De arrondissementsrechtbank te 's-Gravenhage heeft bij uitspraak van 10 juni 2003 de vervolgingsuitlevering van de opgeëiste persoon aan de republiek Frankrijk toelaatbaar verklaard.
2.
Mr. M.J.A. Duker, advocaat te 's-Gravenhage, heeft cassatie ingesteld. Mr. G. Spong, advocaat te Amsterdam, heeft een schriftuur ingezonden houdende één middel van cassatie.
3.1
Het middel behelst de klacht dat de rechtbank de feiten waarvoor de uitlevering toelaatbaar is verklaard naar Nederlands recht onjuist heeft gekwalificeerd.
3.2
De rechtbank heeft de feiten waarvoor de uitlevering toelaatbaar is verklaard naar Nederlands recht als volgt gekwalificeerd:
medeplegen van opzettelijk handelen in strijd met een in artikel 2, eerste lid, onder A, van de Opiumwet (oud) gegeven verbod, strafbaar gesteld bij artikel 10 van de Opiumwet (oud) juncto artikel 47 van het Wetboek van Strafrecht en medeplegen van opzettelijk handelen in strijd met een in artikel 2, onder A, van de Opiumwet gegeven verbod, strafbaar gesteld bij artikel 10 van de Opiumwet juncto artikel 47 van het Wetboek van Strafrecht.
3.3
Als ik het middel goed begrijp zou het tweede deel van de kwalificatie niet juist zijn, omdat gelet op het ten tijde van de gepleegde feiten toepasselijke artikel 2 van de Opiumwet alleen gekwalificeerd diende te worden overeenkomstig het eerste gedeelte.
3.4
Artikel 2 van de Opiumwet is gewijzigd bij wet van 13 juli 2002 in werking getreden op 17 maart 20031.. Daarbij is de onderverdeling van artikel 2 Opiumwet in leden komen te vervallen. Het tweede deel van de kwalificatie is kennelijk gebaseerd op het nieuwe artikel 2 Opiumwet. De feiten waarvoor de uitlevering toelaatbaar is verklaard zijn gepleegd voor inwerkingtreding van die wijziging, maar in het uitleveringsrecht geldt in het algemeen dat de strafbaarstelling naar Nederlands recht beoordeeld dient te worden naar het tijdstip van de uitspraak van de rechter omtrent toelaatbaarheid van de gevraagde uitlevering2.. Gelet hierop faalt het middel.

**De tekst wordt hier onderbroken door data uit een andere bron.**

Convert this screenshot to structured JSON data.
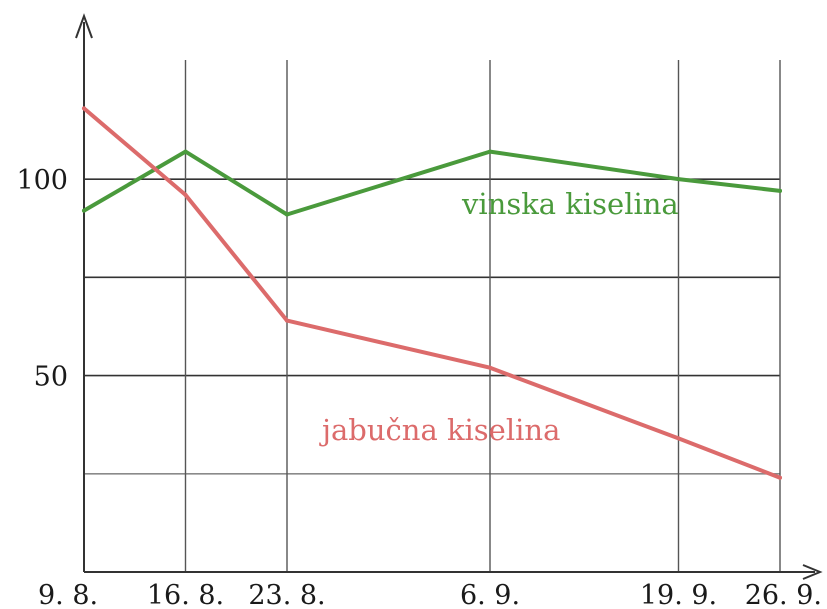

De rechtbank heeft met het tevens opnemen van de kwalificatie die uitgaat van de pleegperiode van de feiten kennelijk en niet onbegrijpelijk (ten overvloede) willen aangeven dat het feit ook ten tijde van het plegen in Nederland strafbaar was.
4.
Het middel faalt. Gronden waarop Uw Raad gebruik zou behoren te maken van zijn bevoegdheid de bestreden uitspraak ambtshalve te vernietigen, heb ik niet aangetroffen.
5.
Deze conclusie verwerping van het beroep.
De Procureur-Generaal
bij de Hoge Raad der Nederlanden,
Voetnoten
Voetnoten Conclusie 14‑10‑2003
Zie N. Keijzer in het Handboek Strafzaken par. 91.6.1; HR NJ 1988, 312 en HR NJ 1995, 186. Vgl. tevens HR 20 mei 2003, nr. 02121/02U (LJN AF1909).
Uitspraak 14‑10‑2003
Inhoudsindicatie
Art. 28, derde lid, Uitleveringswet schrijft niet voor dat de kwalificatie van de feiten naar Nederlands recht wordt vermeld, maar dat de toepasselijke wetsbepalingen worden vermeld.
Partij(en)
14 oktober 2003
Strafkamer
nr. 01697/03 U
SCR/ABG
Hoge Raad der Nederlanden
Arrest
op het beroep in cassatie tegen een uitspraak van de Rechtbank te 's-Gravenhage van 10 juni 2003, nummer RK 03/764, op een verzoek van de Republiek Frankrijk tot uitlevering van:
[de opgeëiste persoon], geboren te [geboorteplaats] op [geboortedatum] 1955, wonende te [woonplaats], ten tijde van de betekening van de aanzegging gedetineerd in de Penitentiaire Inrichting "De Schie" te Rotterdam.
1. De bestreden uitspraak
De Rechtbank heeft de gevraagde uitlevering van de opgeëiste persoon aan de Republiek Frankrijk toelaatbaar verklaard ter strafvervolging ter zake van de in de bestreden uitspraak omschreven feiten.
2. Geding in cassatie
Het beroep is ingesteld door de opgeëiste persoon. Namens deze heeft mr. G. Spong, advocaat te Amsterdam, bij schriftuur een middel van cassatie voorgesteld. De schriftuur is aan dit arrest gehecht en maakt daarvan deel uit.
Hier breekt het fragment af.